Коротаев усмехнулся.
– Знаю. Знаю таких, которые, рискуя собственной жизнью, спасают коллегу от посягательств преступника. Вы их, свидетель, также хорошо знаете.
Афанасьев опустил вниз глаза.
– Исключение – не есть правило… Капитан Курбатов – мужественный человек… И… этот… Подполковник Фомин… Таких не встречал никогда.
– Особенный, что ли?
– «Белая ворона»… Таким очень тяжело жить… Если бы мне раньше сказали, что есть на свете такие «менты», то я бы тому выцарапал глаза.
– Поверьте: он – не один.
– Я… До сих пор в шоке…
– От того, что решились на убийство хорошего человека? – спросил Коротаев.
Афанасьев отрицательно замотал головой.
– Тот, первый шок прошел. Я испытал второй шок.
– От чего? – иронично поинтересовался Коротаев.
– Не знаю, стоит ли говорить…
– Если начали, то – выкладывайте. Никто ведь за язык в данном случае не тянул.
– Пришел в гостиницу, где он проживает…
– Фомин, что ли?
– Он… Попросил его о встрече…
– Зачем вам понадобилась встреча?
– В суде, когда выпустили под залог, я пообещал, что готов возместить моральный вред, нанесенный потерпевшему.
– Обещание выполнили? – свидетель не видел, не мог почувствовать, что у следователя давно уже не деловое, а ироничное настроение.
Афанасьев отрицательно замотал головой.
– Не удалось.
– Это еще почему?
Афанасьев посмотрел на своего адвоката и тот молча лишь кивнул.
– Подполковник Фомин решительно отказался.
– Его отказ – и есть причина вашего шокового состояния?
– Разумеется! При его-то доходах… Жена учительница… И отказаться от денег? Другие вымогают, а он отказывается от того, что по совести и по закону положено.
– Наверное, мало предложили, – заметил Коротаев. Знающие его люди давно бы заметили, что этот, в частности, разговор ему очень и очень нравится. Полковник юстиции с некоторой долей иронии поддерживает разговор, но поддерживает с добрым чувством в душе.
Афанасьев не чувствует, поэтому возразил:
– Совсем не мало!.. Восемьсот тысяч – мало? Это же сто месячных его зарплат! Не десять, а сто!.. Я готов был предложить и больше… Я попросил его самого назвать приемлемую для него сумму возмещения морального вреда…
– Назвал?
– Сказал: торг здесь неуместен. И отказался вообще вести разговор.
Коротаев заметил:
– Ну, не дурак ли? Мог себе обеспечить приличную жизнь на ближайшие десять-пятнадцать лет.

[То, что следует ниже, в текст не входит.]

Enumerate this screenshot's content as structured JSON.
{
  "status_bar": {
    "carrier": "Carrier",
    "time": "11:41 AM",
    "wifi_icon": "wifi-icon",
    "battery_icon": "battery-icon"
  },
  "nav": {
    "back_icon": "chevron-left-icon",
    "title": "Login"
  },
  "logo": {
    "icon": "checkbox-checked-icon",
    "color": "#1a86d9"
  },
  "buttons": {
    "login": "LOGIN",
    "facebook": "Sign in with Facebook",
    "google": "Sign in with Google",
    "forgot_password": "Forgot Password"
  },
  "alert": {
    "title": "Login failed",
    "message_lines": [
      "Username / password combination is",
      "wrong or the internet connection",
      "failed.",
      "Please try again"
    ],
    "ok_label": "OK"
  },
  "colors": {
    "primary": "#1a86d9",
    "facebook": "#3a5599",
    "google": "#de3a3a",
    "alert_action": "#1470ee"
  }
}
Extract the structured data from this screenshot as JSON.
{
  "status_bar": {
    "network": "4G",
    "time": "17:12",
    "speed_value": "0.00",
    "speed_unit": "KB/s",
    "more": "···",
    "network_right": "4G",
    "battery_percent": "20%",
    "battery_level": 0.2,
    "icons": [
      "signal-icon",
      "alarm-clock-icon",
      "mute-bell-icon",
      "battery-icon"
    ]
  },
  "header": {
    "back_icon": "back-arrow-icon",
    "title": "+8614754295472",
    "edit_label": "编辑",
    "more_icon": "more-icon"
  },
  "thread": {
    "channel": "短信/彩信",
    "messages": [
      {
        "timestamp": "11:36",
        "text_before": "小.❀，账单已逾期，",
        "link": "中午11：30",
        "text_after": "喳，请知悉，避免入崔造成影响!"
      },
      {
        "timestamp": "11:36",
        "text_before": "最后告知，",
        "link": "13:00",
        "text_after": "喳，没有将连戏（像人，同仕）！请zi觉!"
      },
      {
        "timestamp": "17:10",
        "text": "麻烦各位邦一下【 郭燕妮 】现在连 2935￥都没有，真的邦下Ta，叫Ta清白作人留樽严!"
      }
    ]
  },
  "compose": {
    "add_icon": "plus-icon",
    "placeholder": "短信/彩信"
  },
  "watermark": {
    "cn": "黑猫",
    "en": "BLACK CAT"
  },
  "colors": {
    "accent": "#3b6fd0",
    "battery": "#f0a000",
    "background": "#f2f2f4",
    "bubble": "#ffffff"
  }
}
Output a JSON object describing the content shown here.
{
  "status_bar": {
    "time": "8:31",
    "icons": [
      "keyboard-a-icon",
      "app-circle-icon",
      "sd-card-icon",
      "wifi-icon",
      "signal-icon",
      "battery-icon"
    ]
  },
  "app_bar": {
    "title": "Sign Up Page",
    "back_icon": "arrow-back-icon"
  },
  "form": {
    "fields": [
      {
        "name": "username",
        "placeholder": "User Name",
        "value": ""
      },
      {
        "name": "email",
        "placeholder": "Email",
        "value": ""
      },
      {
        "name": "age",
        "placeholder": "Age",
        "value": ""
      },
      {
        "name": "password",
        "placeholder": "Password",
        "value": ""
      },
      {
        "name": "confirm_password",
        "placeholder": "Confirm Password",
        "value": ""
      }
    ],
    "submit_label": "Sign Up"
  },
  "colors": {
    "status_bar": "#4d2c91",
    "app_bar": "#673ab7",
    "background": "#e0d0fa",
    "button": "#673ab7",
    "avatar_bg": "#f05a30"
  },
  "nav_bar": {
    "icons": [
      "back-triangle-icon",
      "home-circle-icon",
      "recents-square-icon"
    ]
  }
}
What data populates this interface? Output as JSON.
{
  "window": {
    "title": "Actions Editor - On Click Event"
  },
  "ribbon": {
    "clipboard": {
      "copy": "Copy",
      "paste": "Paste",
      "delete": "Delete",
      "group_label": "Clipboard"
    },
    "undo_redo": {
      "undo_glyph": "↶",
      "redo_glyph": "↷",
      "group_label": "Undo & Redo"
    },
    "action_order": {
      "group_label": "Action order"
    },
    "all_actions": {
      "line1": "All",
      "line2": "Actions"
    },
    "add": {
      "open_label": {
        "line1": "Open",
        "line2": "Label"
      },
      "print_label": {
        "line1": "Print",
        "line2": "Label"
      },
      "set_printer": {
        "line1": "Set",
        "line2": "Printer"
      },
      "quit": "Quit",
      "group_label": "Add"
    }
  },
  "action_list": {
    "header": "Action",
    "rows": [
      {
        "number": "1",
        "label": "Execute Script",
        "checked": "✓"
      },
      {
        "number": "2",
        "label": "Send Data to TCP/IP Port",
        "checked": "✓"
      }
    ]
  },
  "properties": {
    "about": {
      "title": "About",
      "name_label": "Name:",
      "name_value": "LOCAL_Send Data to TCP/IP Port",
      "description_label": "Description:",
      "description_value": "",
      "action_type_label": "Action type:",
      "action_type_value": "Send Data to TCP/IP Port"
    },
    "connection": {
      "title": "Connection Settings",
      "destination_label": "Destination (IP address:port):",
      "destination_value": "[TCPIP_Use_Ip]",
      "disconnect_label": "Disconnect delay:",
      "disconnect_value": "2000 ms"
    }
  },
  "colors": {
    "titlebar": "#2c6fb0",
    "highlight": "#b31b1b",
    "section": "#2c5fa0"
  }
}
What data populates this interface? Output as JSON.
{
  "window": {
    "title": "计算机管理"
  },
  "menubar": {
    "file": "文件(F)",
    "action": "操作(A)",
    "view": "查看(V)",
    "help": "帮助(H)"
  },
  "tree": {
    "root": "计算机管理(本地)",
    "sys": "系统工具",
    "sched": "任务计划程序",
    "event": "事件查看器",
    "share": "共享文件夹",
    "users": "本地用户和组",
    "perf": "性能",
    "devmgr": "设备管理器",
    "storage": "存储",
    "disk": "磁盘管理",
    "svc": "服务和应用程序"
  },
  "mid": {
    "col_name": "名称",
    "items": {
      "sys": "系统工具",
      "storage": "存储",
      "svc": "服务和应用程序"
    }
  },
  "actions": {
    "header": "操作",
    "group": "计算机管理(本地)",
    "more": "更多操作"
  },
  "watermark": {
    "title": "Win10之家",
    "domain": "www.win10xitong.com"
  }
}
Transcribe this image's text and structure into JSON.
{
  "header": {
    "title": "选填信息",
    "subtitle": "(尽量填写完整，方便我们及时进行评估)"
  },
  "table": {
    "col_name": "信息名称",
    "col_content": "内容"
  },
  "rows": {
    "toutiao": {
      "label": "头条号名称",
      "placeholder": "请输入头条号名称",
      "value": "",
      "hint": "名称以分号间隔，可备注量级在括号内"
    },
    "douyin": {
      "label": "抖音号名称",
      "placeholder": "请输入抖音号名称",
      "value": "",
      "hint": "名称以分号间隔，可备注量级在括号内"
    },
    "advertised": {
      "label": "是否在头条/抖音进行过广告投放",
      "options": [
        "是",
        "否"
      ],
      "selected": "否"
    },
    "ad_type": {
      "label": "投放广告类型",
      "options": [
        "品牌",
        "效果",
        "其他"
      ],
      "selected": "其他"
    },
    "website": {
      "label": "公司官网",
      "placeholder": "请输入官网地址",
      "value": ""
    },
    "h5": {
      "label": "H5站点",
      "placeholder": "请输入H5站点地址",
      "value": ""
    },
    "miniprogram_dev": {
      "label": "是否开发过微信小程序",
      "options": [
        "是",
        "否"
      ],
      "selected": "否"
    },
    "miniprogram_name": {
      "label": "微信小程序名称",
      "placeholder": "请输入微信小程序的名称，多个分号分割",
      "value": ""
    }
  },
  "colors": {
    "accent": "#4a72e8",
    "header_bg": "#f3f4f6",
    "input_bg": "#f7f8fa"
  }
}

– Выходит, что так… Тем более непонятно: он же собирается в отставку, а на пенсии деньги бы пригодились.
– Вы и об этом знаете?
– Земля слухами полнится.
– Значит: не все в жизни покупается и продается?
– Извините, гражданин следователь, но речь не шла о купле-продаже… Речь шла о возмещении законом предусмотренного морального вреда. Насколько я знаю, добровольное возмещение, а не по суду, у вас даже приветствуется.
– Слава Богу, что у некоторых, как вы выражаетесь, «ментов» есть еще и нравственные законы, которые они соблюдают столь же неукоснительно.
– Как хорошо, что Фомин, на жизнь которого я покусился, – не «мент». Потому и шок я испытал, гражданин следователь.
Следователь сказал:
– На этом закончим допрос… Если адвокат не станет возражать, а он, наверное, так и поступит, то мы последнюю треть вопросов исключим из протокола, как не имеющую прямого отношения к теме допроса свидетеля.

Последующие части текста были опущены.